By Taylor Hersom, Founder and CEO of Eden Data
Staying on top of the legal cybersecurity landscape can be challenging. As the number of State, Federal, regional, and international laws that supersede the digital world continues to increase, how can your organization know which rules to focus on?
You should never underestimate the power and impact of privacy and data regulations. Companies that have failed to meet standards have been fined with millionaire fines, suffered brand reputation damage, and faced class action legal suits. Let’s dive into the three points you should cover to avoid risks before discussing international and US federal and state laws.
Unraveling the legal landscape of your operations
The first point you should focus is on where — which countries and states — your company operates and where your customers are based. Additionally, if your company is expanding into new markets and regions, your standards will also need to expand!

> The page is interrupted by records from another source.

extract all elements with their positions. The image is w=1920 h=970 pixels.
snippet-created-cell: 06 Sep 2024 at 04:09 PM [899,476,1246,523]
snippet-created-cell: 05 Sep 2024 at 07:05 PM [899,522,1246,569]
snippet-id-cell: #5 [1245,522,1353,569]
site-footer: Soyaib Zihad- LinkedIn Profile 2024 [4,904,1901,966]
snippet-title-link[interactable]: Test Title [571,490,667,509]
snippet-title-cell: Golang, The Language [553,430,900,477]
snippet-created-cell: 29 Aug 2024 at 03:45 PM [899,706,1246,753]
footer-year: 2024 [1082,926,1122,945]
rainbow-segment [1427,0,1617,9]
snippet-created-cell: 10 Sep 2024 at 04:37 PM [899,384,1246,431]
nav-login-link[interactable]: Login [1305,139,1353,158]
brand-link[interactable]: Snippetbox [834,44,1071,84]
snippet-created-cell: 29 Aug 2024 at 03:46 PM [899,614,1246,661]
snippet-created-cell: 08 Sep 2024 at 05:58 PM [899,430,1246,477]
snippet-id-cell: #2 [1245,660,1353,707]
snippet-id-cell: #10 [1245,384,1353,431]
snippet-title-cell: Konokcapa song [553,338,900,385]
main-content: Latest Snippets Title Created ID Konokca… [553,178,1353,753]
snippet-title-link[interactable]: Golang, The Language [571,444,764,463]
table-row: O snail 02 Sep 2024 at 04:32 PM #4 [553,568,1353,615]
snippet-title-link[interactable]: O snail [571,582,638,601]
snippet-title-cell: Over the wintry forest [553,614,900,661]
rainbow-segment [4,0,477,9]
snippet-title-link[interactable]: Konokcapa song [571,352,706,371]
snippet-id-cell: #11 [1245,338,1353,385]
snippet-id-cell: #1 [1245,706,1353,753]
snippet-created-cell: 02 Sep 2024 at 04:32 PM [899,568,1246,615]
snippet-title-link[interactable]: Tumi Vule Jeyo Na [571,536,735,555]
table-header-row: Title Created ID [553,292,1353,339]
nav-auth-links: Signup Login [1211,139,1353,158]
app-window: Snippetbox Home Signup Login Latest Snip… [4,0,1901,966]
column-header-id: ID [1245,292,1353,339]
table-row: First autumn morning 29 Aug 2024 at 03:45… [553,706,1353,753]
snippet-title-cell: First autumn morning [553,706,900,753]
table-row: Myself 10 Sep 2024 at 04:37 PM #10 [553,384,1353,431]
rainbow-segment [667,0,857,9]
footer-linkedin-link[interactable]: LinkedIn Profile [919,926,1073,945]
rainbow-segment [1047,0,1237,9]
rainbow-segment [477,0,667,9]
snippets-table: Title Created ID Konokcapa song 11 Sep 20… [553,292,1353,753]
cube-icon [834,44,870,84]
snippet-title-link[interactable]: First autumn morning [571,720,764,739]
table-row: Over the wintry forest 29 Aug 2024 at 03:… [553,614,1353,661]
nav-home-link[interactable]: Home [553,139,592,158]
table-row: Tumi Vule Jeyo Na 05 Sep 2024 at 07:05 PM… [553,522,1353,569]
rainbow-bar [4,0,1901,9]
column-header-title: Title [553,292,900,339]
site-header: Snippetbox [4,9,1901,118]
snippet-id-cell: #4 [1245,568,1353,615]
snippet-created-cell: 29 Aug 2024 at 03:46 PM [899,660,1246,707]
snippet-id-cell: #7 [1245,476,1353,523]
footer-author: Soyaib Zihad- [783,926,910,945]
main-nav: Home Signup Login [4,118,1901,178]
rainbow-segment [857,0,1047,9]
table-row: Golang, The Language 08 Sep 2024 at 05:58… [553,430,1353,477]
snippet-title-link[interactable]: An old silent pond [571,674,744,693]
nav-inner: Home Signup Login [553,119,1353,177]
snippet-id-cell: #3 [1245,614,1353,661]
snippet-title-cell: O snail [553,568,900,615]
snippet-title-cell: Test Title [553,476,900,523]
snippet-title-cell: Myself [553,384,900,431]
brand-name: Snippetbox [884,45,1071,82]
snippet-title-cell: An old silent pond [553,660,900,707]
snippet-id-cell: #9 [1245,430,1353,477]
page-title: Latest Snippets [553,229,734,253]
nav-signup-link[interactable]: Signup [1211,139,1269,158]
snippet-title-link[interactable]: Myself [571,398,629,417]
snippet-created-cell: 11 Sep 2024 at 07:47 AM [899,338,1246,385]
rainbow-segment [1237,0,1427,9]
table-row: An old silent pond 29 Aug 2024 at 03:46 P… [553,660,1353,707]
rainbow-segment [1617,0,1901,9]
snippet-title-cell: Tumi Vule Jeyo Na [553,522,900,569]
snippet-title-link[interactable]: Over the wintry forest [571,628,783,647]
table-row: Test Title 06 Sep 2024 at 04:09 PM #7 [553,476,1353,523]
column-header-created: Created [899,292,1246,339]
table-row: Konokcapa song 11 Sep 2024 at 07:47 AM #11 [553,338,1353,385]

Secondly, you should pay close attention to the contracts you sign with your customers. Customers will typically call out the minimum standards your organization must meet to protect their data. As a McKinsey survey reveals, consumer-trust levels regarding their data are very low and vary depending on the industry. Consumers will not hesitate in taking action against your company if their data is mismanaged or breached.
Finally, it’s critical to consult a privacy law firm when evaluating the laws that will affect your company. The firm must be familiar with your business type. When looking for a privacy firm, ensure it is experienced in managing and serving businesses similar to yours.
International Law and U.S. Federal Law
The most important international law is the General Data Protection Regulation (GDPR). The GDPR brings a 21st Century human rights approach to data and cybersecurity.
GDPR is the first law of its kind to truly take a crack at protecting an individual’s identity and recognizing that our data privacy is something important that should be guarded. While the law isn’t perfect, it gives EU citizens a chance to fight back against organizations that are blatantly taking advantage of their data.
GDPR-info explains that the most serious GDPR violations can face fines of up to 20 million euros or up to 4 % of a company´s total global turnover of the preceding fiscal year.
Unlike the European Union, the US has no single federal law regulating cybersecurity and privacy. However, several federal laws may apply depending on the type of organization and industry in which your company operates.
The Consumer Privacy Protection Act of 2017 is designed to ensure the privacy and security of sensitive personal information. It applies to any organization that manages data of 10,000 or more U.S. citizens during any 12 months. It was enacted to prevent and mitigate identity theft, provide notice of security breaches, and enhance law enforcement assistance.
On the other hand, the Homeland Security Act, signed into law by George W. Bush in 2002, was enacted to post the 9/11 attacks. Its primary goal is to reduce the vulnerability of the U.S. to terrorism and relates to national security data.
Other federal laws are sector-specific. For example, if you work in the U.S. in the financial industry, you must comply with the Gramm-Leach-Bliley Act. The law controls how financial institutions deal with the private information of individuals.
Under the Cyber Security Information Sharing Act, your tech company has to share data with the government to help identify threats sooner. If your company works in cybersecurity, this law is fundamental, especially today, as nation-state cyberattacks are on the rise. Other federal laws are even more niche in their application, such as the laws that only apply to U.S. Department of Defense (DoD) contractors or the Children’s Online Privacy Protection Act (COPPA) which regulates websites and online services that target children under the age of 13. Finally, the HIPPA Act only applies to healthcare, setting standard protection measures for personal information stored by the healthcare industry.
State-level cybersecurity laws
At this point, almost every state has data privacy laws. While most of them are lackluster, you should still pay attention to them due to the risk of a lawsuit in the event of a data breach.
Typically, the strategy is to use a more robust standard, such as GDPR, as your baseline so that you can have comfort knowing you are applying more stringent standards to your data privacy than is required by these state-level laws.
According to Ludwig APC, California has always led the way in state privacy laws. In 2004 the state enacted a law that required companies to implement and maintain reasonable security to protect personal information from unauthorized access and use. Over 23 states have since enacted similar cybersecurity regulations, known collectively as “Reasonable Security Laws.”
Another well-known California state law is the California Consumer Privacy Act (CCPA) of 2018. The law does not have requirements for businesses, but, it creates the right of action for individuals impacted by a data breach. As mentioned before, customers and users will engage in legal action even when their data was impacted by a cybersecurity incident.
Western Alliance Bank explains there has been an explosive growth of data-privacy class action suits and these will continue to rise as cybercrime proliferates. To respond to growing data legal cases, companies can turn to state laws known as “Safe Harbor Laws”. These are legal resources companies can use when being sued by individuals or by a class action.
The legal world has rapidly evolved to meet the demands of the advancements of the technological era. Organizations that meet legal standards open doors to new business opportunities, avoid fines and legal suites, build reputation and performance and provide enhanced security.